Tipsheet

Chip Roy Sends Yet Another Letter to HHS Demanding Answers on COVID Treatment: 'Fallout Could Prove Fatal'

The Biden administration's messy response to getting the pandemic under control doesn't merely apply to there not being enough rapid tests, but to treatments as well. On Wednesday, Rep. Chip Roy (R-TX) sent a letter to Health & Human Services Secretary Xavier Becerra inquiring about monoclonal antibody treatments (mAb), especially since those like the Sotrovimab are "running dry" in Texas. 

The Sotrovimab treatment appears to be the only one working with patients with the Omicron variant. As the letter quotes, the Sotrovimab website warns on the home page that "GSK has entered into a contract with the U.S. government to purchase sotrovimab. Sotrovimab is not available for commercial purchase at this time. More details of government directed distribution will be provided in the coming weeks."

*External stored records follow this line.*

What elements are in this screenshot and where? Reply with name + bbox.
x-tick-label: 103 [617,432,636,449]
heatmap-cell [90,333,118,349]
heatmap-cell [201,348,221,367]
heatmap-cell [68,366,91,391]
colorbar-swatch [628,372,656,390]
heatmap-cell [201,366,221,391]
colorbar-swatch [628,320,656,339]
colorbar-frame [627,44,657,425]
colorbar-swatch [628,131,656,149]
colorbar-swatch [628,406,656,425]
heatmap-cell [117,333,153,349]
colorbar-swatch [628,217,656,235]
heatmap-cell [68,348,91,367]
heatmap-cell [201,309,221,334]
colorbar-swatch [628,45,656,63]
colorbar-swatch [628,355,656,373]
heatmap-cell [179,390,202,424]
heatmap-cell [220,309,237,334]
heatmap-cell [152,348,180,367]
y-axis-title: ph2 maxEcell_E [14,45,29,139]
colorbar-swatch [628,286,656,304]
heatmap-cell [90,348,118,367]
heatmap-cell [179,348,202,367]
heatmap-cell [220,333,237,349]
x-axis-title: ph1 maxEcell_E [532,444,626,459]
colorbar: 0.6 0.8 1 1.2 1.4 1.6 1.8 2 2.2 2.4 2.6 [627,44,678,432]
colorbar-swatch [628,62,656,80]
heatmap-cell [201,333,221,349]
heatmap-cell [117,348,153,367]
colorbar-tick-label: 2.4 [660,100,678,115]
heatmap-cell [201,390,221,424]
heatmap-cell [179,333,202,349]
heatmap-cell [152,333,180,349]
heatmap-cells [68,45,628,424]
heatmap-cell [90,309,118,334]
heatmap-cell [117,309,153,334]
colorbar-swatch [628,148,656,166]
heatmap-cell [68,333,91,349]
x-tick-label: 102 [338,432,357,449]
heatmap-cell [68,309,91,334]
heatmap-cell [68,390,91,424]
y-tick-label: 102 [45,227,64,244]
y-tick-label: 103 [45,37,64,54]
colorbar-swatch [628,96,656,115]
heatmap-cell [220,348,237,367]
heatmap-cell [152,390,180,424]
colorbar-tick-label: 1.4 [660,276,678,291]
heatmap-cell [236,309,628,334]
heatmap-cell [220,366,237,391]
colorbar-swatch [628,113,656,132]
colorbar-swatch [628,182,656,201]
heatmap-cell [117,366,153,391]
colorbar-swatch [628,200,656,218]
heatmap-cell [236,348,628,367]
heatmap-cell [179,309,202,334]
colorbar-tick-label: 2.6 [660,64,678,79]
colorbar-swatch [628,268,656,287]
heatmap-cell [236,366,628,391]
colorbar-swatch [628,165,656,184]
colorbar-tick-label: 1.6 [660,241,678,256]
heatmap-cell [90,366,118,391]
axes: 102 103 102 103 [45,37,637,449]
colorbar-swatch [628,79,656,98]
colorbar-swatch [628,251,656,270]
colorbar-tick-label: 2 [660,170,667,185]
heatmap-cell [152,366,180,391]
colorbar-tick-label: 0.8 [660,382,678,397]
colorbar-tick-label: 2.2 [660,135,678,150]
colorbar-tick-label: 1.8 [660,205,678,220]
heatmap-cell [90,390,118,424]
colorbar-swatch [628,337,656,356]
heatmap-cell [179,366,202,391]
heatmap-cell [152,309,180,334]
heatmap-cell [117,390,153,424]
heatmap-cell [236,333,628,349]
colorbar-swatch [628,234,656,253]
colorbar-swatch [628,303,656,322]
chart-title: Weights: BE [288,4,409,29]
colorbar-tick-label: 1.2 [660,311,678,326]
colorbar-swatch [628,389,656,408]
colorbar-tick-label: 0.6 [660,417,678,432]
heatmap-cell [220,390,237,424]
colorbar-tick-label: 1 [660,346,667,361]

Rep. Roy's letter also lays out yet another issue. While the Centers for Disease Control (CDC) previously claimed that the Omicron variant made up 73.2 percent of cases, the revised number, Leah highlighted, went down to 22.5 percent for the week ending in December 18 and 58.6 percent for the week ending in December 25. As Roy's letter highlights, the more dangerous Delta variant still made up 41 percent of cases for last week. 

The HHS department is still behaving under Omicron being projected to be the prevalent strain, though. "Beginning next week (the week of Jan 3), and in alignment with HHS guidelines, [does] not plan to allocate bam/ete or REGEN-GOV to jurisdictions in regions with greater than 80% prevalence of the Omicron variant," Rep. Roy's letter quotes. 

Concerningly, Rep. Roy mentions that he had also sent out letters on September 13, 2021 and November 16, 2021, but they went unanswered. Thus, this letter is asking once again what was asked in previous letters and at a hearing from September 17, 2021, including:

1) Is there, or has there ever been a shortage of any monoclonal antibody treatments in the U.S.? If so, which treatments? 2) Is there an expected shortage of any monoclonal antibody treatment in the U.S.; and If so, which treatments? 3) What is the U.S.'s manufacturing capacity for monoclonal antibody treatments?

Rep. Roy in his letter doesn't hold back from criticizing the HHS department:

The above questions should not be hard for your Department to answer, and perhaps now more than ever it is imperative your Department begins to be transparent with Congress and the American people about what to expect from the mAb supply chain and distributions. The decisions your Department made surrounding disruptions have only gotten worse as COVID-19 had continued to circulate through communities. The fallout of these decisions could prove fatal. This, while your Department has not even at a minimum been transparent about the manufacturing capabilities and supply levels of various mAb treatments whilst denying commercial purchase to block separate recourse to a life-or-death situation.

Roy's letter says he "look[s] forward to receiving immediate answers."

This appears to be a pattern for the administration, with not only tests that could and should have been ordered in October, but mAb treatments as well.